If I’ve time and the urge I’ll make cold brew. For that put cold water and grounds into a container and let it steep overnight. Strain, heat the liquid, and serve. It’s less bitter. Some folk just flat miss that bitter, others find its absence liberating. Me, it’s another way to make a nice drink.
I’ve got a percolator and a drip percolator. I’ve got a press. I’ve used – and someday will probably get for my own – an aeropress. Each makes a slightly different taste of coffee. All this said, there are some constants to making coffee better.
Rule one, clean. Coffee has oils which are volatile and get rancid fairly quickly. When you’re done making and drinking coffee, clean the maker and whatever you’re using for drinking.
Rule two, water matters. Or rather, the taste of the water does not disappear when it goes through the grounds. If you like the taste of your water it’s fine for your coffee. If you don’t like it, use different water. Note I’m not saying use pure or distilled or spring or anything like that, not unless that’s YOUR taste. (see rule four). I’m saying use water you like to drink, because that’s what makes up most of your coffee.
Rule three, use enough grounds. That needs a bit of expansion. “enough” is enough for YOU. The smaller the quantity of grounds in comparison to the water, the harder they have to work. You get a less dark drink. You also extract a lot of the coarser tastes, oils and flavors that make the coffee more bitter. However, for some people that’s the way they like it. I go heavier on the grounds. It means my coffee is darker. It’s also less bitter – or at least has fewer of the sharper bitters the heavy extraction brings.
Rule four: it is your coffee, your taste is what matters. If you like heavy mineral water run through scant tablespoons of coffee, make it that way. Do not subjugate your taste to what others think “should be”. In light of rule four, do not hesitate to try another way. You might find something you like better — or perhaps something to avoid. Either way you win. (and feel free to toss the drink that’s unpalatable to you.)

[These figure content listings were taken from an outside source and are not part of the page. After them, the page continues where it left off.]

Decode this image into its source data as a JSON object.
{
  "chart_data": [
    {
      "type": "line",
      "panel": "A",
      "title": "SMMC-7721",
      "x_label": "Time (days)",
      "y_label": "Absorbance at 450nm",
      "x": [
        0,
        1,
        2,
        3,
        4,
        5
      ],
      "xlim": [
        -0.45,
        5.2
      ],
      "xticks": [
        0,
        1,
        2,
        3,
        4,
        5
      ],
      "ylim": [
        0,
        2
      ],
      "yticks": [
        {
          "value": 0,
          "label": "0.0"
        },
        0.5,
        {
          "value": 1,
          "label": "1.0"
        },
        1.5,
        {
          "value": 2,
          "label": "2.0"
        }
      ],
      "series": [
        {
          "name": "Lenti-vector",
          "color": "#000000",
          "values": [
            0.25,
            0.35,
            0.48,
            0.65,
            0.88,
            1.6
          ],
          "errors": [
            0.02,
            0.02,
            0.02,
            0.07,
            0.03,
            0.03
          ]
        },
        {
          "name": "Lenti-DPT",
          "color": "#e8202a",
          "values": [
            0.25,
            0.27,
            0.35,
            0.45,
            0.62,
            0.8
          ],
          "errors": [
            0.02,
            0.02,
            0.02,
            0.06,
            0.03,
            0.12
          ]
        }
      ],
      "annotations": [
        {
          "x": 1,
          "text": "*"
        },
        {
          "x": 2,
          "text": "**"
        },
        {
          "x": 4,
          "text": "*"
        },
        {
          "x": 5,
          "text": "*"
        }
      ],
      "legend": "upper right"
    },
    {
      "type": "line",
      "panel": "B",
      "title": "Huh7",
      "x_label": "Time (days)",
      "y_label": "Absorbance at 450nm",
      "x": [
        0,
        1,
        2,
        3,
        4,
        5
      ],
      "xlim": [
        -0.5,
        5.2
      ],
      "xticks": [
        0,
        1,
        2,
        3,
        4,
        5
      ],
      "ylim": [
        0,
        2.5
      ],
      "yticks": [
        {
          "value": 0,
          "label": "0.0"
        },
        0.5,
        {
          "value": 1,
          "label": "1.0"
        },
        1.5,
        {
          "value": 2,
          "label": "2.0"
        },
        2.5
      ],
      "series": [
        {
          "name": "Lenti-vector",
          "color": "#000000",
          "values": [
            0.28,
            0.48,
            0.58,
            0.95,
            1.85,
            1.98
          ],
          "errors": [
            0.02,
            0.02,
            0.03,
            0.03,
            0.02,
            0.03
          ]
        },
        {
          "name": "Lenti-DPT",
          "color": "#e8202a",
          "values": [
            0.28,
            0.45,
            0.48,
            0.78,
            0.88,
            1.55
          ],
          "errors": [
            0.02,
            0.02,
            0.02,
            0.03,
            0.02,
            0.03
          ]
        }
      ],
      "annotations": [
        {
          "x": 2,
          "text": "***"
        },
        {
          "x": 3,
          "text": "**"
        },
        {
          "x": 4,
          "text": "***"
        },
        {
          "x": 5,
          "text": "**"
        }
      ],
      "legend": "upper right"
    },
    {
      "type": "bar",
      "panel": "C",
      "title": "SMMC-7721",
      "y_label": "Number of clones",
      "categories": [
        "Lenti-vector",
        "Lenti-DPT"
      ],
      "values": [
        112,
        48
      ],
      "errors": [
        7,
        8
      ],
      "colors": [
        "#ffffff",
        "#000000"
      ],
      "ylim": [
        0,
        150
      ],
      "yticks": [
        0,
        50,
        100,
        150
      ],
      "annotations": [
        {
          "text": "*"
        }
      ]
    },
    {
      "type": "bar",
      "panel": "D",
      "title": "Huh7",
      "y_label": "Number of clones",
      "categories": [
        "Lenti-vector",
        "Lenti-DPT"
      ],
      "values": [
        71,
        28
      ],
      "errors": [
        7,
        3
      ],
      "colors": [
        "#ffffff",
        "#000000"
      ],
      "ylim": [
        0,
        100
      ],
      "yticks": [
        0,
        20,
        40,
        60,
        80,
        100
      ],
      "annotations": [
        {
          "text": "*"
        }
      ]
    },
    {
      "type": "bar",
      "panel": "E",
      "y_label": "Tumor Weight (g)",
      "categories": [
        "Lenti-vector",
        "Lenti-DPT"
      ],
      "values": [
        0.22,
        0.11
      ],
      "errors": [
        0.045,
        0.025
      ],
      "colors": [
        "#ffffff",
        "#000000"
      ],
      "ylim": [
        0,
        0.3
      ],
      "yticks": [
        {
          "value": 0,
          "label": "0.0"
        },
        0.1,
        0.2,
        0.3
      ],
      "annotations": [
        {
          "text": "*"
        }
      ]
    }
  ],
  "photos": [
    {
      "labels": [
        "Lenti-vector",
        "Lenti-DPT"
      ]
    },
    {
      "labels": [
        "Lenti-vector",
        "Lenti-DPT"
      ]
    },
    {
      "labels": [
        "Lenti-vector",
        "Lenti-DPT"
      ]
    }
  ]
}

Rule four also brings us to additives and tastes. Eggshells (or even an egg) in the grounds, salt, cinnamon, there are a lot of things out there. For example once I put a couple of cinnamon sticks into the freshly opened can of coffee and let them stay till I’d used all the grounds. I’ve also done that with a bit of nutmeg, and with a teaspoon of cloves. I’ve also mixed in some cocoa powder a few times. In all cases the taste is different. Sometimes I liked them, sometimes not, but as I said, I won regardless.
I’ve come a long way from hating coffee. Heck, I’ve come a long way from “It’s the only warm thing for miles around, gimme.” I still like my teas and my chocolates, and I’ve also added tisanes and toddies and ciders and mulled drinks and, well, a lot of other hot drinks to my personal menu. It’s been quite a trip. Go take one of your own.